The call took place March 24.
"I was sitting at my desk, and I work at a probation office. All of my probation officer friends were standing around my desk like I was waiting on the lottery," she said. "Honey, when that phone rang, everybody was crying."
Even Pete, who was standing in a portable toilet while he talked with her because telephone calls are forbidden at his work.

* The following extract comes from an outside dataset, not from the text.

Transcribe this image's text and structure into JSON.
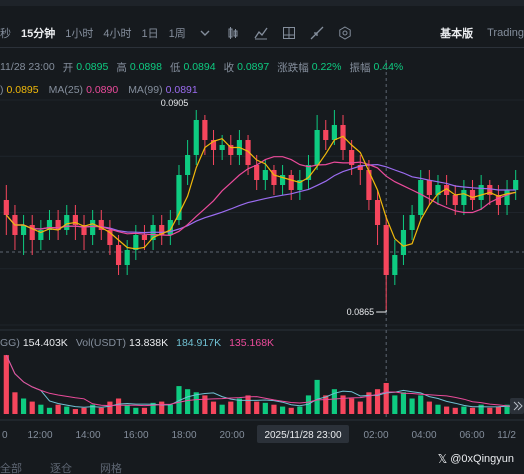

"When I talked to him for the first time, I said, 'Eric?' and he said, 'Yeah?' and I said, 'This is your mom.' He said 'Hey, Mom.' And then we just started talking," Thompson said.
Pete said they talked for about 20 minutes and decided to meet that evening at Thompson's church, Hillcrest Baptist.
"It felt like a dream," Pete said. "I thought it would happen one day, but I still couldn't believe it."
A few days later, he met his father.
"I called him," Pete said. "He started crying. He was like, 'I've been waiting for this day.' "
Thompson and Pete visited Bush and his wife, Beverly, at Bush's home, and the father and son have spoken almost daily since.
"When I did see him, oh, wow," Bush said. "That took me for a loop. I'm still flipping out about it."
On Easter Sunday, Pete went to church with Thompson and her family.
Afterward, they gathered at the Thompson house for Easter dinner, along with Pete's children, Bush and his wife, and Thompson's mother, grandmother, siblings and their families.
Pete was a bit overwhelmed by the sheer number of family members.
Most of the faces around the Thompson table were white, an unsettling situation at first for Pete and Bush.
"I was scared of what people might say," Pete said. "Nobody said nothing. Everybody showed love. With the family I was raised by, I didn't really have a big family. It felt good. I felt loved."
They also celebrated Pete's birthday, which had been about two weeks before.
"I got to have his first birthday cake that I've never gotten to do before," Thompson said. "His favorite is chocolate, so I had baked the nicest, most chocolatest cake you can make."
She also made him his first Easter basket as her son, along with one for each of her grandchildren.
As mother, son and father spend time together (Pete sees each of them several times a week), they began to realize that their paths have nearly crossed many times over the years.
Thompson and Pete lived less than two miles apart while Pete was growing up. He and his adoptive mother lived on Henry Circle, and Thompson lived on Rocky Creek Road, both of which are off Wheeless Road on opposite sides of Deans Bridge Road.
Had Thompson taught kindergarten at Wheeless Road Elementary School for one more year, she would have known him. Her son enrolled the fall after she left.
Bush, who lived in Burke County near where Pete now lives, said they know a lot of the same people but never met each other.
"Everybody says he's a wonderful guy," Bush said.
For now, this new family is taking things day by day.
"He has his life, and I have mine. I'd like for it to be closer, but I've lost 26 years," Thompson said as tears filled her eyes. "All I can do is go forward now."